The formula is also an approximation. It assumes conditions close enough to the empirical model used to derive the constants. In very high TDS waters, unusual brines, heavily treated industrial waters, or systems with strong non-carbonate chemistry, a more detailed equilibrium model may be needed. Programs such as PHREEQC or other speciation tools can account for activity coefficients, multiple mineral phases, and complex ion interactions more rigorously than a simple field index.
Another limitation is that LSI describes thermodynamic tendency, not reaction speed. A positive value means scale is favored, but it does not tell you how fast deposits will form. Flow velocity, turbulence, surface roughness, residence time, inhibitors, and nucleation sites all affect whether scale actually appears. The same is true for negative values: a corrosive tendency does not automatically translate into rapid metal loss, because corrosion rates depend on many additional variables.
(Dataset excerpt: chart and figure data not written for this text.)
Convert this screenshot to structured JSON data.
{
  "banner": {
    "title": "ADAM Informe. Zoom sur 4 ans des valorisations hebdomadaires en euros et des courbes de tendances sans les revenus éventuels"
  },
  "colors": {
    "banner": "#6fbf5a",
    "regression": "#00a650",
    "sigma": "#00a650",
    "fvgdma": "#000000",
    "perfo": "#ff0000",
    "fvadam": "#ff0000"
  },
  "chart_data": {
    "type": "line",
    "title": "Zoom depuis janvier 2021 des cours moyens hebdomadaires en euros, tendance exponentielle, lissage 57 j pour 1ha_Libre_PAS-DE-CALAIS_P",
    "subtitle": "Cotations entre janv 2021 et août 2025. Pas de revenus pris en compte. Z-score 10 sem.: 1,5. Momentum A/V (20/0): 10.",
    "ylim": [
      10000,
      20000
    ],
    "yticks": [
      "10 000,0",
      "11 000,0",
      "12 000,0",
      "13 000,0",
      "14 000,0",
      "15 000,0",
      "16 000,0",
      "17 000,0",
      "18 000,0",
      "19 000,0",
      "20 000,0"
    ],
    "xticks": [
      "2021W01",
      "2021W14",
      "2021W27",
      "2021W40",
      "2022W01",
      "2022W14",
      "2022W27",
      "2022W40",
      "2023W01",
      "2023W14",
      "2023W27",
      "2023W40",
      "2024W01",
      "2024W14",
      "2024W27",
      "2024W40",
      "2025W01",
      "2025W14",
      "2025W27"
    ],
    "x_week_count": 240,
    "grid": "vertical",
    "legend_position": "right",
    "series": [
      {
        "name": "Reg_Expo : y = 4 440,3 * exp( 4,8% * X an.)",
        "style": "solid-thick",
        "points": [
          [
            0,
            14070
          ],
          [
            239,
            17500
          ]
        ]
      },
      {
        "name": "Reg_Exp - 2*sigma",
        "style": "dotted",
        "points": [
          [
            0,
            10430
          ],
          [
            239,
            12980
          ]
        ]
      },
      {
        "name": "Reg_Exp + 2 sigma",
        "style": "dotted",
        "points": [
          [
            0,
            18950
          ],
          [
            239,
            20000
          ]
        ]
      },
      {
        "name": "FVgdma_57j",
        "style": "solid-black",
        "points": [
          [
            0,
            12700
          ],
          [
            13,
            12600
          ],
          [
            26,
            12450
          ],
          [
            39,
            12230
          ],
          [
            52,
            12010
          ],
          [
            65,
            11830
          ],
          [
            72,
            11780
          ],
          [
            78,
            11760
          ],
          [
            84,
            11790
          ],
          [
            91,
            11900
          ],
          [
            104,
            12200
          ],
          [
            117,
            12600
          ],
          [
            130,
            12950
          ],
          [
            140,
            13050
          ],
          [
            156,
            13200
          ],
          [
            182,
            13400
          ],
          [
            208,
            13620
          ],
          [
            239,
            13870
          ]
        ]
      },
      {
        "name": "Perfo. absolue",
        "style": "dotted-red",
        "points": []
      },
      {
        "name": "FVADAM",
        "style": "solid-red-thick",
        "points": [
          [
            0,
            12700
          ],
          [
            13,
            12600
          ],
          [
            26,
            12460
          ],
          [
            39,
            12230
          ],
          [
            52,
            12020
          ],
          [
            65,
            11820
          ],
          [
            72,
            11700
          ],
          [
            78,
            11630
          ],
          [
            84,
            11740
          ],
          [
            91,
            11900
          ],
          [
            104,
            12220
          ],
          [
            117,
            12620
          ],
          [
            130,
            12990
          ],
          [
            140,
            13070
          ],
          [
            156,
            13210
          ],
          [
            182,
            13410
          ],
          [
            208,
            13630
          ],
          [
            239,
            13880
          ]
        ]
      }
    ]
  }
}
Finally, the quality of the output depends on the quality of the input data. pH should be measured carefully, temperature should reflect real operating conditions, and calcium hardness and alkalinity should be reported on the correct CaCO₃ basis. If your result is close to zero, even modest testing uncertainty can change the interpretation. For that reason, LSI is best used as one decision aid among several, especially when public health, expensive equipment, or regulatory compliance is involved.
In real systems, operators rarely rely on a single number alone. They combine LSI with visual inspection, corrosion coupon data, metal monitoring, conductivity trends, and knowledge of the system history. Even so, LSI remains valuable because it gives a fast first estimate of whether water chemistry is moving in a safer or riskier direction. If a treatment change causes the index to shift from strongly negative toward slightly positive, that often signals improved stability. If it moves sharply upward, it may warn of future scale problems before deposits become obvious.
That is why this calculator is most useful as a decision-support tool. It helps you organize the chemistry, compare scenarios, and communicate results clearly. Whether you are balancing pool water, reviewing a lab report, teaching carbonate chemistry, or checking a treatment adjustment in a plant, the index offers a compact summary of how the water relates to calcium carbonate equilibrium.